陈铁锋没有躲。密集弹幕封死了所有闪避空间。他能做的,是在子弹撕裂空气的尖啸临身的刹那,将全部精神压向胸口那股灼热又冰冷的力量。
“嗡——”
一种常人无法听见的低频震颤以他为中心爆发。最先接触身体的数十发子弹,在击中前的瞬间,轨迹发生了极其细微的偏转。大部分擦着躯干掠过,带走皮肉和破碎的军装布片。仍有几颗钻入躯体,但入肉不深,仿佛撞上了无形的韧性层——肌肉和骨骼在瞬间硬化。

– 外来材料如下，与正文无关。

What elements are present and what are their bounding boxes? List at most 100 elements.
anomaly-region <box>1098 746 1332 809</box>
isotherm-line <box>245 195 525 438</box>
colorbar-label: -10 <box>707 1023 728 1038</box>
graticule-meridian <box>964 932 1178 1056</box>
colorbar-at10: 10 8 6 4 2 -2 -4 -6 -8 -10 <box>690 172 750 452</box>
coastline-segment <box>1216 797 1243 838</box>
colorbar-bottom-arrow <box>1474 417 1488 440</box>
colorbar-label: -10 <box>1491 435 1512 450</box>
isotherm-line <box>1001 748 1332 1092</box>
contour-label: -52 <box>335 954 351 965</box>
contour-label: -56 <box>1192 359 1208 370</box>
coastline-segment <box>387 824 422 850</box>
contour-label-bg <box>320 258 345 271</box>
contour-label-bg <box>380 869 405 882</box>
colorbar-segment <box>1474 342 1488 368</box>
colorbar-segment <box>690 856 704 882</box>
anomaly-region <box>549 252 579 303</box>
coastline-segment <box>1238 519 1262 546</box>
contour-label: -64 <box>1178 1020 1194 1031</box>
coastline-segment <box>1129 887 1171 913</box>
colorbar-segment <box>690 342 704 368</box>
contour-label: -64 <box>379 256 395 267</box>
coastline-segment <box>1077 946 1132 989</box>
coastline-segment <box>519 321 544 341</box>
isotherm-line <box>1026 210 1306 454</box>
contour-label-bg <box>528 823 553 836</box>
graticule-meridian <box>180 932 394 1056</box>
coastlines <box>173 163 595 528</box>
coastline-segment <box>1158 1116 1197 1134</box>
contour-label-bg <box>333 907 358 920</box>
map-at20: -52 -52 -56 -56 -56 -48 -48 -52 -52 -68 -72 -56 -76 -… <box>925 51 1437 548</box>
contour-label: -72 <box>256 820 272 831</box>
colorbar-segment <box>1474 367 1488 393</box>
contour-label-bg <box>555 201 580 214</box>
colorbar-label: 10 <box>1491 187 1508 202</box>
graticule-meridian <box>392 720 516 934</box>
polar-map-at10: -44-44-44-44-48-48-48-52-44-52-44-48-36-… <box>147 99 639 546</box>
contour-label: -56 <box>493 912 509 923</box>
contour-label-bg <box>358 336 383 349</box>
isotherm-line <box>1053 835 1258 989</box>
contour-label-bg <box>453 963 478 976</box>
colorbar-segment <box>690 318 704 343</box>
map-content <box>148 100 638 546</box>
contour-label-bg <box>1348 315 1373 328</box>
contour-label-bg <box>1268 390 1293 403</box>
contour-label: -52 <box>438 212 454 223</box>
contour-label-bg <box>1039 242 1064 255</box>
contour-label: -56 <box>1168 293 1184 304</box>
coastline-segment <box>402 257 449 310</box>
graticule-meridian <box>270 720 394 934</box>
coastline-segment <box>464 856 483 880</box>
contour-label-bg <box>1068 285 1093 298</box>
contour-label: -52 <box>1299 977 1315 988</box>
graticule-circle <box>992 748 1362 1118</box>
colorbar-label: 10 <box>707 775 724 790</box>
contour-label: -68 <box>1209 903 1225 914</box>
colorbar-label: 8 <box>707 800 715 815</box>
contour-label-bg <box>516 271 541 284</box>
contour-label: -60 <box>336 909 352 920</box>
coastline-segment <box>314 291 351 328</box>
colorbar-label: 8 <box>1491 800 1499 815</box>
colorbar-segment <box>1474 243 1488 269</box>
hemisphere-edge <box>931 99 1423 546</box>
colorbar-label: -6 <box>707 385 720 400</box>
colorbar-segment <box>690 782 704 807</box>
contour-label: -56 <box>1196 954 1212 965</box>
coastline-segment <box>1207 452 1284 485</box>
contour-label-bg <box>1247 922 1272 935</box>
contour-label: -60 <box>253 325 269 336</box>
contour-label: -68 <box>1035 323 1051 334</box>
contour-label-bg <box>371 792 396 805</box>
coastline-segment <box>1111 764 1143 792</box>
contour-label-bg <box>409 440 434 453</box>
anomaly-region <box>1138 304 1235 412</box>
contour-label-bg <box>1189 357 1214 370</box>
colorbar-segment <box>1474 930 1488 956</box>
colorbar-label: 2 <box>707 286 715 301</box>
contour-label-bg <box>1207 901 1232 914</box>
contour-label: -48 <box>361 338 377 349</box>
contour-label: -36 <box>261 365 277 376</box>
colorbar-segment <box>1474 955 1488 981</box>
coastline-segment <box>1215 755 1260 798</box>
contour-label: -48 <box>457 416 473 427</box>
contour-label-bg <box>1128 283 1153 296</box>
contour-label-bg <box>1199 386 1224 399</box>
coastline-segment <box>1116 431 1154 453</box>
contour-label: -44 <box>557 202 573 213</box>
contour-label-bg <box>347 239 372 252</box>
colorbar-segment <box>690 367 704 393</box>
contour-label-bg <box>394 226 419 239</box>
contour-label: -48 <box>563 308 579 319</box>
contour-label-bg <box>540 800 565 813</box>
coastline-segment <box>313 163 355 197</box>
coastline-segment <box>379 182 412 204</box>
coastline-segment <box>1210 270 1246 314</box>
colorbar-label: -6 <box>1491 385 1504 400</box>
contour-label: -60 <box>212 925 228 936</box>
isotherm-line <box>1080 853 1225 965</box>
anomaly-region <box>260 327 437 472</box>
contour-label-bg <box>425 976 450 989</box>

剧痛炸开。更汹涌的是那股力量的反馈。偏转子弹消耗了它,却也刺激了它。陈铁锋喉咙一甜,咳出的血沫里飘着细碎的、肉眼难辨的金属碎屑,在灯光下闪着暗金。
他冲过了第一道火力网,军靴踏过滚烫的弹壳。
中山装男人瞳孔骤缩,厉声尖叫:“手榴弹!炸塌通道!”
两名士兵拽下拉环,奋力投出。两枚木柄手榴弹在空中翻滚,拉出一道青烟。
时间仿佛变慢。陈铁锋猛地蹬地,身体几乎贴地飞掠,在第二波机枪子弹追咬上来的同时,左手闪电般探出,凌空抓住一枚手榴弹,用尽全力反掷回去!动作快得只剩残影。
“轰!”
手榴弹在投掷者头顶炸开,气浪和破片撂倒一片。另一枚在更远处爆炸,碎石簌簌落下。
通道内烟尘弥漫,枪声为之一滞。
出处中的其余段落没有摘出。